ANKARA (Reuters) - Turkish Prime Minister Ahmet Davutoglu said graft allegations against four former ministers were part of a “coup attempt”, denying on Tuesday accusations the government had put pressure on a parliamentary commission not to send them to trial.
The head of the commission, dominated by the ruling AK Party, said some police phone taps of the ex-ministers would be destroyed, a move which would make it more difficult for any subsequent prosecutor to revive the case.
“Normally the prosecutor should have done this but because they haven’t, an investigation is being launched into them. We will be the ones destroying these tapes,” commission head Hakki Koylu told Reuters.
The commission voted on Monday not to commit the four ex-ministers for trial, a decision the opposition decried as a cover-up.
Davutoglu followed the lead of President Tayyip Erdogan in dismissing the corruption scandal, which erupted in December 2013, as a plot by political enemies.
Davutoglu told a weekly parliamentary meeting of the AK Party that it would be against the law for the government to impose a decision on the commission, and cast anti-government protests in 2013 and the graft scandal as part of a wider plot.

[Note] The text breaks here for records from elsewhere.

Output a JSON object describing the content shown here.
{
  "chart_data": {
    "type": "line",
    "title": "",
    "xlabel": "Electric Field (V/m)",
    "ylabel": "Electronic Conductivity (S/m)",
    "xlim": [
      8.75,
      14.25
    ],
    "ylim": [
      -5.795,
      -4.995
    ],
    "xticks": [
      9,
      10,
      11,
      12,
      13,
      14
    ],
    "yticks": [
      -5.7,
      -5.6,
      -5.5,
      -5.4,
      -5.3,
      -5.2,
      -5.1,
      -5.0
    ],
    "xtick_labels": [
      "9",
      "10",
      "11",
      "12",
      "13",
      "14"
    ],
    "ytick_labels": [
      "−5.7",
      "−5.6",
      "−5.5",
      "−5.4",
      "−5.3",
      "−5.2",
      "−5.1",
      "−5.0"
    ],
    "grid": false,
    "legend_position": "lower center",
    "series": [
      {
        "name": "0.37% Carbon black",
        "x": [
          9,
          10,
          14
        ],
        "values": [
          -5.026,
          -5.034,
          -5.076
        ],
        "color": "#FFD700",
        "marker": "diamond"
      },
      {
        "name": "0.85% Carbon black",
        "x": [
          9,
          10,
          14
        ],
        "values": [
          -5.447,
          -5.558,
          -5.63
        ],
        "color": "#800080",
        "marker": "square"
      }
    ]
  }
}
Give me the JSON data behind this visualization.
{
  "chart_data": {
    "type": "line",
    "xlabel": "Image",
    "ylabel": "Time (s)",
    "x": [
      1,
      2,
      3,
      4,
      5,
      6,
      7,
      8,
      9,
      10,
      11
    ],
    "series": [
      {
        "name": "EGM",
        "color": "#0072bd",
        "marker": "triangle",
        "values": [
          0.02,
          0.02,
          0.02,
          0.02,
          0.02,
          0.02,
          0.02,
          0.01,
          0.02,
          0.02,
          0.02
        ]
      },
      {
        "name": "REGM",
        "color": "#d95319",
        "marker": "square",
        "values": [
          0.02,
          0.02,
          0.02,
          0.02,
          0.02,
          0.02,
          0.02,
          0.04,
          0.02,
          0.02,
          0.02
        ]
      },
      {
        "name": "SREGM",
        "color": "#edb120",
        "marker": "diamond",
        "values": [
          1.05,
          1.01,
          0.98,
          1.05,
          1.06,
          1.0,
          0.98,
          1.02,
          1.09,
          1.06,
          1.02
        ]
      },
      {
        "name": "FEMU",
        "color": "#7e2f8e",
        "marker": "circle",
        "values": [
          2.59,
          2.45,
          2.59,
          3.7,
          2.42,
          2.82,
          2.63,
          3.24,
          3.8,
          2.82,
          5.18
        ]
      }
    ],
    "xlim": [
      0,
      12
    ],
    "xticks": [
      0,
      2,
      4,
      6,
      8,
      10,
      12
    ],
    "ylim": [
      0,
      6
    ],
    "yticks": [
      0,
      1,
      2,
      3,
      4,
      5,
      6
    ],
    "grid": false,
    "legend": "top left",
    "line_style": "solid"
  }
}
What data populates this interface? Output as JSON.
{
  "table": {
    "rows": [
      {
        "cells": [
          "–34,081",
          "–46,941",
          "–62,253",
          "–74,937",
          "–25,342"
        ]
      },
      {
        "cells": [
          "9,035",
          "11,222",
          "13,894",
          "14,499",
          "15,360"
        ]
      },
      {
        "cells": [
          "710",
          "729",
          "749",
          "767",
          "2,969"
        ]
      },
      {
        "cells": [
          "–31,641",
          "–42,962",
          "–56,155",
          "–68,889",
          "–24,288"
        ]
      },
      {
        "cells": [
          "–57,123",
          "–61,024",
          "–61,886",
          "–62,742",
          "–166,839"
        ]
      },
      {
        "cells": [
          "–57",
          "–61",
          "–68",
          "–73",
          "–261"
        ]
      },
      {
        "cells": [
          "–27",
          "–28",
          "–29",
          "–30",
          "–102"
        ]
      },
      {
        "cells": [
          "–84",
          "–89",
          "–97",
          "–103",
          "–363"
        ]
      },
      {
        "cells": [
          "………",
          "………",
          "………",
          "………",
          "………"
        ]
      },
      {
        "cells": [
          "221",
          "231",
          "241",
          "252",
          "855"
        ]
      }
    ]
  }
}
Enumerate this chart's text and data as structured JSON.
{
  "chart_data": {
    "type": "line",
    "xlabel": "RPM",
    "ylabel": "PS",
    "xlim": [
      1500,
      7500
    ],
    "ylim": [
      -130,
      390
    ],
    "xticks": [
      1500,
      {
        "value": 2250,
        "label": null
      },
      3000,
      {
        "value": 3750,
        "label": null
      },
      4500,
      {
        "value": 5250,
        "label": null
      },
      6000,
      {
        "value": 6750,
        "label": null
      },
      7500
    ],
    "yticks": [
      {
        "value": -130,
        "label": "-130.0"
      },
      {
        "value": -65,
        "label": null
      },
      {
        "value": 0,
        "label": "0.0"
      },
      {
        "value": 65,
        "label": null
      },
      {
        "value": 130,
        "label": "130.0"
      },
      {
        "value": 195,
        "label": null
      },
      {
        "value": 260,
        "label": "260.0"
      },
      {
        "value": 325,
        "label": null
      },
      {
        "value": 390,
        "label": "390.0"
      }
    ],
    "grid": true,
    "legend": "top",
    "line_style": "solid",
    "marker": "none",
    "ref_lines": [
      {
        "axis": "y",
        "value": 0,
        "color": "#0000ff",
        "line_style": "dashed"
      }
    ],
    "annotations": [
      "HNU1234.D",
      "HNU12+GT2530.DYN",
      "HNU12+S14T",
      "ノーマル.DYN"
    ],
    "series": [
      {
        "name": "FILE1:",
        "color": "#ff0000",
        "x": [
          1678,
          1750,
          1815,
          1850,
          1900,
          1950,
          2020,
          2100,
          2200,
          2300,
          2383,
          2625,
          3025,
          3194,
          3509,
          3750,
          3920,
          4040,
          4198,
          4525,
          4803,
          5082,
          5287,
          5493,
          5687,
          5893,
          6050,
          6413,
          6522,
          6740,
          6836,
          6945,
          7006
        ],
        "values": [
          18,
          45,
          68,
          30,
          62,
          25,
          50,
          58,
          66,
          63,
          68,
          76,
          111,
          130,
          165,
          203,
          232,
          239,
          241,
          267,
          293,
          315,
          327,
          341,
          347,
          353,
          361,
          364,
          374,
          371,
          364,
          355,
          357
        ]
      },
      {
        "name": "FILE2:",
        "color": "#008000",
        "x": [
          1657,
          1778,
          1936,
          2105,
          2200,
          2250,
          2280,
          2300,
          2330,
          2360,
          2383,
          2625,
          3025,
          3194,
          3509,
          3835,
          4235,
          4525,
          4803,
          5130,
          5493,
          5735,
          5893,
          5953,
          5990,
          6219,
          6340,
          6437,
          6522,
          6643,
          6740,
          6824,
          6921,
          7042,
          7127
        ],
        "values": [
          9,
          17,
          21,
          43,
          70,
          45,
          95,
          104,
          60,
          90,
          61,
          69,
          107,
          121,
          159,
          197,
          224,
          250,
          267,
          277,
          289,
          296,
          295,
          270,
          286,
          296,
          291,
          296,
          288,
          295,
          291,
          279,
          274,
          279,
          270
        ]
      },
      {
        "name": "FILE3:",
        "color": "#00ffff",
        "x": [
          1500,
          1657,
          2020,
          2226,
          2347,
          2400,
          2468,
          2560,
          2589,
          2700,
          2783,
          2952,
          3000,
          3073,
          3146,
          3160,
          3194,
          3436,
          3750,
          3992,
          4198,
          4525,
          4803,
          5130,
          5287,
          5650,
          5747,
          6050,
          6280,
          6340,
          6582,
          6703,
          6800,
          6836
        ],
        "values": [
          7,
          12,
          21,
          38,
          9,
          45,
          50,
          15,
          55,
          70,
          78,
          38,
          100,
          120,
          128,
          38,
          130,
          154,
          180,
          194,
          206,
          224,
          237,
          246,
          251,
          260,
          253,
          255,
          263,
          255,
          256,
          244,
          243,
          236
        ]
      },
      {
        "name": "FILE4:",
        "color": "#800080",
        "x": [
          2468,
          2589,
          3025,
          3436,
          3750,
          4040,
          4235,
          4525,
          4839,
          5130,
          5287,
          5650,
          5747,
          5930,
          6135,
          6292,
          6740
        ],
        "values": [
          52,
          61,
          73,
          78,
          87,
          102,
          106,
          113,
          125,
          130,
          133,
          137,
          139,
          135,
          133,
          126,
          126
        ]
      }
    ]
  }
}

“It was all, without doubt, a coup attempt and we have stood tall against this,” he said.
Erdogan blames the scandal on supporters of his former ally, U.S.-based cleric Fethullah Gulen. The government reacted with a purge of the state apparatus, reassigning thousands of police and hundreds of judges and prosecutors in what the authorities said was a cleansing of the cleric’s influence.
The scandal swirled around the inner circle of then-prime minister Erdogan and led to the resignation of the ministers of economy, interior and urbanization. European Union Affairs Minister Egemen Bagis lost his post in a subsequent reshuffle. All four have denied wrongdoing.
The parliamentary commission was set up last May to decide whether the men’s ministerial immunity should be lifted.
All nine AK Party MPs were against, and all five opposition members in favor. A final decision will be taken in a full session of parliament, where the AK holds a large majority.
“It does not bode well for parliament to be the protector of thieves ... We will be mocked by the whole world,” said Kemal Kilicdaroglu, head of the main opposition party.
Turkey’s Western allies have voiced alarm at creeping authoritarianism. Erdogan has responded by telling European partners to “keep their wisdom to themselves”.